I really need the help of this forum on this one. My supervisor and I are in disagreement about how a complex version of Mercer's theorem should look like. Since we couldn't find any sources for the complex case, we are both a bit puzzled about how the other one arrived at their conclusion (hence a literature reference would also be crucial and appreciated). Let $\mathcal{M}$ be a nice enough manifold. His version is:
Let $$Tf(\textbf{y}) := \int_{\mathcal{M}} K(\textbf{x},\textbf{y}) f(\textbf{x}) \, \mathrm{d} \mathbf{x}$$ Suppose $K$ is a continuous symmetric (or hermitian) non-negative definite kernel. Then there is an orthonormal basis $\varphi_n(\mathbf x)$ of $L_2(\mathcal M)$ consisting of eigenfunctions of $TK$ such that the corresponding sequence of eigenvalues $\lambda_1\ge \lambda_2\ge \ldots>0$ is nonnegative. The eigenfunctions corresponding to non-zero eigenvalues are continuous on $\mathcal M$ and $K$ has the representation $$ K(x,y)=\sum_{n=1}^{\infty }\lambda_{n}\,\varphi_{n}(x)\, \overline{\varphi_{n}(y)} $$
where the convergence is absolute and uniform with \begin{equation*} \lambda_n \varphi_n(y) =\int_{\mathcal M} K(x,y) \varphi_n(x) \mathrm d x \, . \end{equation*}
My version is:
Let $$Tf(\textbf{y}) := \int_{\mathcal{M}} K(\textbf{x},\textbf{y}) f(\textbf{x}) \, \mathrm{d} \mathbf{x}$$ Suppose $K$ is a continuous symmetric (or hermitian) non-negative definite kernel. Then there is an orthonormal basis $\varphi_n(\mathbf x)$ of $L_2(\mathcal M)$ consisting of eigenfunctions of $TK$ such that the corresponding sequence of eigenvalues $\lambda_1\ge \lambda_2\ge \ldots>0$ is nonnegative. The eigenfunctions corresponding to non-zero eigenvalues are continuous on $\mathcal M$ and $K$ has the representation $$ K(x,y)=\sum_{n=1}^{\infty }\lambda_{n}\,\color{red}{\overline{\varphi_{n}(x)}\, \varphi_{n}(y)} $$
where the convergence is absolute and uniform with \begin{equation*} \lambda_n \varphi_n(y) =\int_{\mathcal M} \color{red}{K(x,y) \varphi_n(x)} \mathrm d x \, . \end{equation*}
$\color{red}{\text{Expressions that were changed in response to the comments (conjugated to fit the proposed solution).}}$
He explains his solution as follows: Since the literature does not tell us explicitly about the complex case, we must assume that the complex case follows by almost exact analogy.

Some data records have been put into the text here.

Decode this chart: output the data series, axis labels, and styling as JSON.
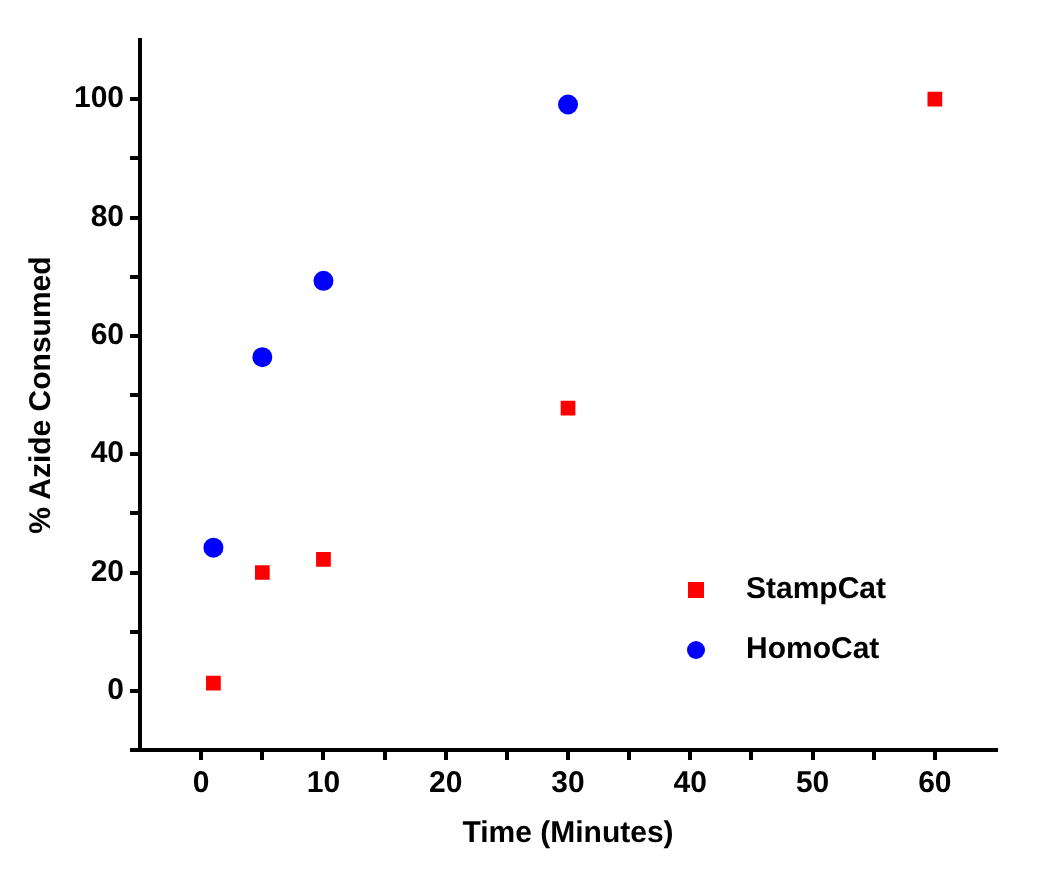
{
  "chart_data": {
    "type": "scatter",
    "xlabel": "Time (Minutes)",
    "ylabel": "% Azide Consumed",
    "series": [
      {
        "name": "StampCat",
        "color": "#ff0000",
        "marker": "square",
        "x": [
          1,
          5,
          10,
          30,
          60
        ],
        "values": [
          1.3,
          20,
          22.2,
          47.8,
          100
        ]
      },
      {
        "name": "HomoCat",
        "color": "#0000ff",
        "marker": "circle",
        "x": [
          1,
          5,
          10,
          30
        ],
        "values": [
          24.2,
          56.4,
          69.3,
          99.1
        ]
      }
    ],
    "xlim": [
      -5,
      65
    ],
    "xticks": [
      0,
      {
        "value": 5,
        "label": null
      },
      10,
      {
        "value": 15,
        "label": null
      },
      20,
      {
        "value": 25,
        "label": null
      },
      30,
      {
        "value": 35,
        "label": null
      },
      40,
      {
        "value": 45,
        "label": null
      },
      50,
      {
        "value": 55,
        "label": null
      },
      60
    ],
    "ylim": [
      -10,
      110
    ],
    "yticks": [
      {
        "value": -10,
        "label": null
      },
      0,
      {
        "value": 10,
        "label": null
      },
      20,
      {
        "value": 30,
        "label": null
      },
      40,
      {
        "value": 50,
        "label": null
      },
      60,
      {
        "value": 70,
        "label": null
      },
      80,
      {
        "value": 90,
        "label": null
      },
      100
    ],
    "grid": false,
    "legend": "bottom right"
  }
}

I explain my solution as follows: By assuming correctness of the stated theorem, we should be able to plug in a kernel $K$ with finite representation (i.e. finitely many non-zero eigenvalues) and show that the second equality for $\lambda_n \varphi_n(\mathbf{y})$ holds. I can even support this with numerical evidence from an algorithm that rests upon Mercer's theorem for this case -- but my supervisor wouldn't budge and I feel a bit icky trying to get behind his reasoning (barring obvious counterexamples)...
Thank you for any input on the matter!
Since there are too much comments, posting this as an answer. I think its just about change of basis. $T,f,K(x,y)$ written in basis $\phi_n$ is your formula and $T,f,K(x,y)$ written in basis $\phi^*_n$ is your advisors formula. Having said that both formulas are equally correct under the constraint $T\phi_n = \lambda_n \phi_n$ and $T\phi_n^* = \lambda_n \phi_n^*$.
I am assuming orthonormal basis $\{\phi_n\}$ are orthonormal w.r.t $L_2$ inner product and not inner product w.r.t kernel. If what your advisor said is correct, you will have the two equations i mentioned: $T\phi_n = \lambda_n \phi_n$ and $T\phi_n^* = \lambda_n \phi_n^*$. May be these 2 equations are your advisor's motivation.
These 2 conditions imply $T_{K-K^*}$ is a $0$ operator. This implies $K = K^*$. This implies $K$ is real. May be this can be your argument.